LIBREVILLE GABON (medias241.com)- La confédération syndicale Dynamique unitaire (DU) a tenu ce 29 Août 2018, à son siège d’Awendjé, une conférence de presse, pour édifier l’opinion nationale et internationale sur les différentes arrestations, perpétrées au rond point de la démocratie, des leaders syndicaux.
« Les droits syndicaux qui demeurent des composants inaliénables des droits de l’homme, ont été, une fois de plus, rudement, publiquement et illégalement violés par le gouvernement gabonais, en interdisant la grande marche noire pacifique.
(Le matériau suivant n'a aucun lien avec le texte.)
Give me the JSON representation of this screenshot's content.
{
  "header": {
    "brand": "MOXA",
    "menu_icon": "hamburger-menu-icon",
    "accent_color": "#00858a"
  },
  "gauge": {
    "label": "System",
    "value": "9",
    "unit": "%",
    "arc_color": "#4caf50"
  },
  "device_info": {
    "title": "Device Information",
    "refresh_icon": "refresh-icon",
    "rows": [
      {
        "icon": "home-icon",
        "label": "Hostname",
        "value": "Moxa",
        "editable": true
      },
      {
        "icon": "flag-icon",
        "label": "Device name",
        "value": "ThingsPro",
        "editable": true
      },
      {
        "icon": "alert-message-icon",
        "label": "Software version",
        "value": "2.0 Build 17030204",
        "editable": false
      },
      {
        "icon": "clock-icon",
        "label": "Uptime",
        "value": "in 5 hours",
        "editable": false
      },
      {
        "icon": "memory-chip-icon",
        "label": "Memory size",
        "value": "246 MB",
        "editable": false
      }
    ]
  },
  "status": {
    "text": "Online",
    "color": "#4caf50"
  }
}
Dynamique unitaire et d’autres centrales syndicales attestent que le ministère de l’intérieur (…) a été dûment informé de cette marche par l’exploit d’un huissier de justice », a affirmé le président de la confédération syndicale Dynamique unitaire (DU), le Pr Jean Rémy Yama.
Cette conférence de presse de la confédération syndicale Dynamique unitaire et d’autres organisations syndicales qui intervient suite à la suite du refus de la tenue de cette marche noire pacifique dénommée : « Ne touche pas à mon bout de pain ». Elle précise que, la tutelle bien qu’informée, n’a jamais convoqué une rencontre avec eux pour débattre des conditions d’encadrement et de sécurisation de cette marche des agents publics de l’État sur les parcours qu’ils souhaitaient emprunter.
« Nous vous apportons ces preuves qui prouvent à suffisance que le ministre de l’intérieur a été informé de cette marche pacifique. Je cite : La tutelle qui annonçait » la non autorisation de la marche dans les médias précités, affirmait à cet instant même qu’il l’a appris par voix de presse que CSDU et compagnie se proposaient d’organiser une marche simultanément à Libreville et à l’intérieur du pays, le 28 Août 2018 (…), dès 08h. Il y a une dizaine de jours (…), il dit qu’il avait fait ajourner cette marche projetée par les mêmes regroupements syndicaux. Car, le problème posé par eux est toujours, pendant et devant la Cour constitutionnelle (CC) et les organisateurs de cette manifestation n’ont pas cru nécessaire, de saisir à nouveau les services compétents, pour l’organisation de ladite marche (…) dans un communiqué diffusé, le 28 Août 2018 (…) en sa qualité de garant des libertés individuelles et de l’ordre public », a-t-il rappelé.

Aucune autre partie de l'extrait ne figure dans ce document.